De Voorzitter van de Tweede Kamer der Staten-Generaal
Postbus 20018
2500 EA Den Haag
uw brief van
uw kenmerk
ons kenmerk
DL. 2003/625
datum
21-02-2003
onderwerp
MINAS-gat
TRC 2003/1112
bijlagen
Geachte Voorzitter,
In vervolg op mijn brief van 16 januari jl. informeer ik u mede namens de staatssecretaris van Volkshuisvesting, Ruimtelijke Ordening en Milieubeheer, hierbij over mijn bevindingen inzake een systeem van 'demping' van het MINAS-gat. Tevens voldoe ik met deze brief aan het verzoek van de vaste commissie voor LNV van 13 februari jl. (04-03-LNV) om nadere informatie over de voortgang bij de uitvoering van de moties inzake de evaluatie van de Meststoffenwet.
datum
21-02-2003
kenmerk
DL. 2003/625
bijlage
Inleiding
In het Algemeen Overleg met de vaste commissie voor LNV van 26
november jl. en in mijn brieven van 11 en 17 december jl. heb ik de
Kamer reeds geïnformeerd over de mogelijke oorzaken van het zogenoemde
MINAS-gat. Met het MINAS-gat wordt bedoeld de situatie dat bedrijven
die alle mest afvoeren toch een MINAS-heffing moeten betalen.

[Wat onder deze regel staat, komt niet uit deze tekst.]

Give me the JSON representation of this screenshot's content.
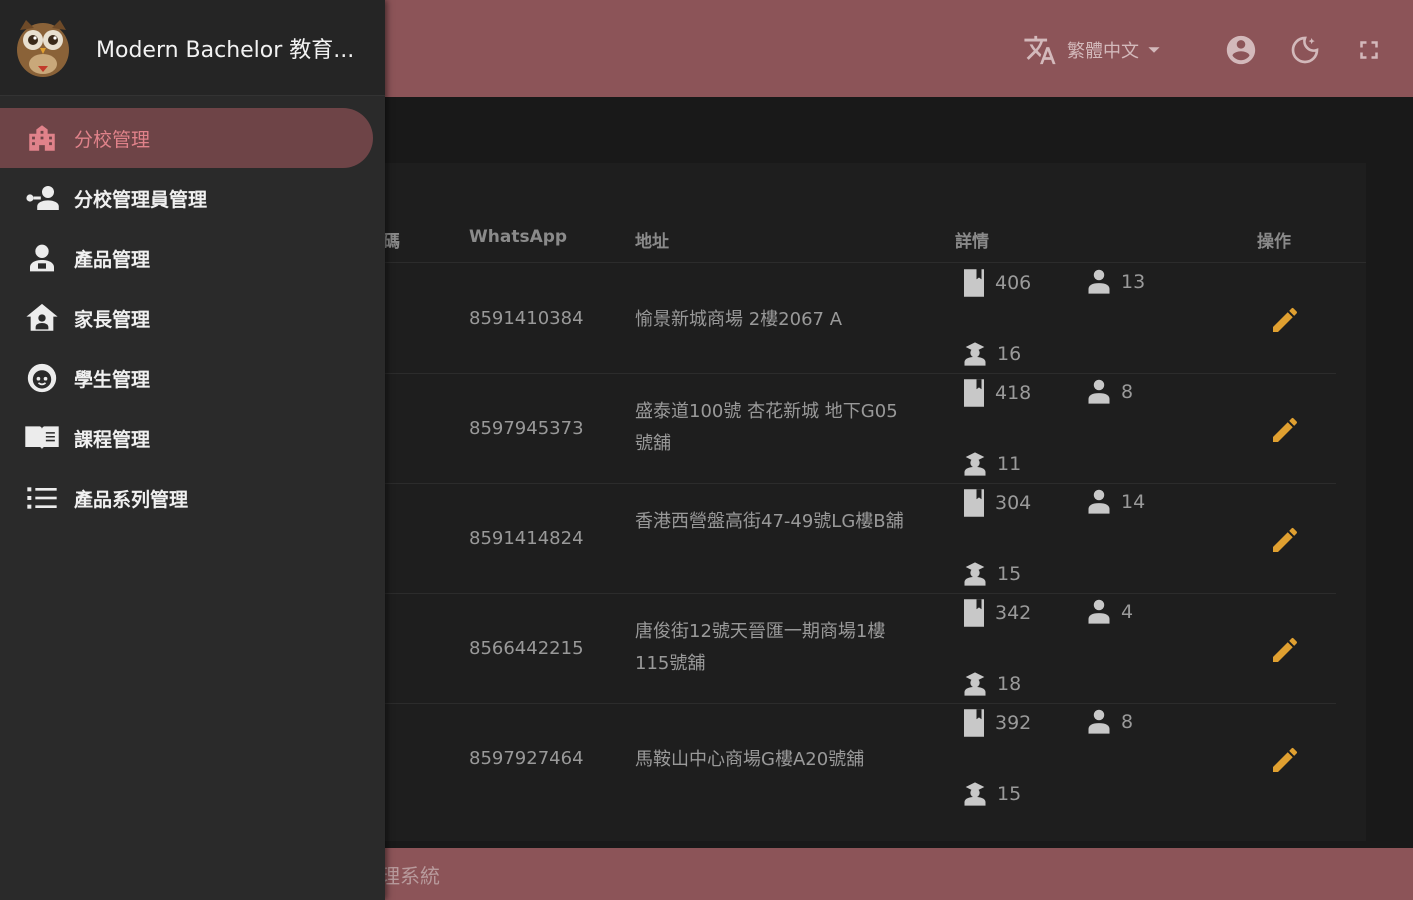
{
  "appbar": {
    "language": "繁體中文",
    "bg_color": "#8c5458"
  },
  "table": {
    "headers": {
      "code_partial": "碼",
      "whatsapp": "WhatsApp",
      "address": "地址",
      "details": "詳情",
      "actions": "操作"
    },
    "rows": [
      {
        "whatsapp": "8591410384",
        "address": "愉景新城商場 2樓2067 A",
        "books": "406",
        "parents": "13",
        "students": "16"
      },
      {
        "whatsapp": "8597945373",
        "address": "盛泰道100號 杏花新城 地下G05號舖",
        "books": "418",
        "parents": "8",
        "students": "11"
      },
      {
        "whatsapp": "8591414824",
        "address": "香港西營盤高街47-49號LG樓B舖",
        "books": "304",
        "parents": "14",
        "students": "15"
      },
      {
        "whatsapp": "8566442215",
        "address": "唐俊街12號天晉匯一期商場1樓115號舖",
        "books": "342",
        "parents": "4",
        "students": "18"
      },
      {
        "whatsapp": "8597927464",
        "address": "馬鞍山中心商場G樓A20號舖",
        "books": "392",
        "parents": "8",
        "students": "15"
      }
    ]
  },
  "footer": {
    "text_partial": "理系統"
  },
  "drawer": {
    "title": "Modern Bachelor 教育...",
    "items": [
      {
        "label": "分校管理",
        "icon": "school-icon",
        "active": true
      },
      {
        "label": "分校管理員管理",
        "icon": "manage-accounts-icon",
        "active": false
      },
      {
        "label": "產品管理",
        "icon": "person-badge-icon",
        "active": false
      },
      {
        "label": "家長管理",
        "icon": "house-person-icon",
        "active": false
      },
      {
        "label": "學生管理",
        "icon": "face-icon",
        "active": false
      },
      {
        "label": "課程管理",
        "icon": "book-icon",
        "active": false
      },
      {
        "label": "產品系列管理",
        "icon": "list-icon",
        "active": false
      }
    ]
  },
  "colors": {
    "accent": "#8c5458",
    "active_nav": "#6e4447",
    "active_text": "#e0828a",
    "edit_icon": "#e0a030"
  }
}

Ik geef
u van de mogelijke oorzaken een korte opsomming:
1. In december vorig jaar is een eindrapport gepubliceerd van een
onderzoek van het ID-Lelystad naar de vastlegging van mineralen
(stikstof, fosfaat en kalium) in varkens (ID-Lelystad rapport no.
2222). Uit dit onderzoek blijkt dat meer mineralen in varkens
worden vastgelegd dan volgens de forfaits in de Meststoffenwet is
bepaald.
2. Het afgelopen jaar heeft een werkgroep met betrokkenheid van
Bureau Heffingen, onderzoeksinstellingen, LTO Nederland en NVV de
mogelijke andere oorzaken van het MINAS-gat onderzocht.

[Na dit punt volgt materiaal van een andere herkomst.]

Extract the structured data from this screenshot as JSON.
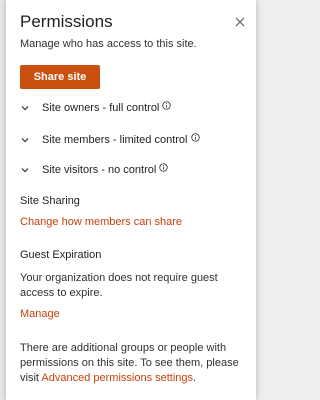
{
  "panel": {
    "title": "Permissions",
    "subtitle": "Manage who has access to this site.",
    "close_icon": "close-icon",
    "share_button": "Share site",
    "accent_color": "#ca5010",
    "link_color": "#c4420c"
  },
  "groups": [
    {
      "label": "Site owners - full control",
      "icon": "chevron-down-icon",
      "info_icon": "info-icon"
    },
    {
      "label": "Site members - limited control",
      "icon": "chevron-down-icon",
      "info_icon": "info-icon"
    },
    {
      "label": "Site visitors - no control",
      "icon": "chevron-down-icon",
      "info_icon": "info-icon"
    }
  ],
  "site_sharing": {
    "heading": "Site Sharing",
    "link": "Change how members can share"
  },
  "guest_expiration": {
    "heading": "Guest Expiration",
    "text": "Your organization does not require guest access to expire.",
    "link": "Manage"
  },
  "footer": {
    "text": "There are additional groups or people with permissions on this site. To see them, please visit ",
    "link": "Advanced permissions settings",
    "end": "."
  }
}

Vastgesteld is dat het MINAS-gat zich vooral voordoet bij
grondloze varkenshouderijen. Naast de in punt 1 genoemde forfaits
zijn alle aan- en afvoerposten van MINAS geanalyseerd. Begin maart
2003 zal het eindrapport van deze werkgroep uitkomen.
Belangrijkste conclusie is dat er geen systematische fouten zijn
geconstateerd in het MINAS-stelsel. Wel zijn er aanwijzingen dat
grote variaties bij de mestbemonstering optreden.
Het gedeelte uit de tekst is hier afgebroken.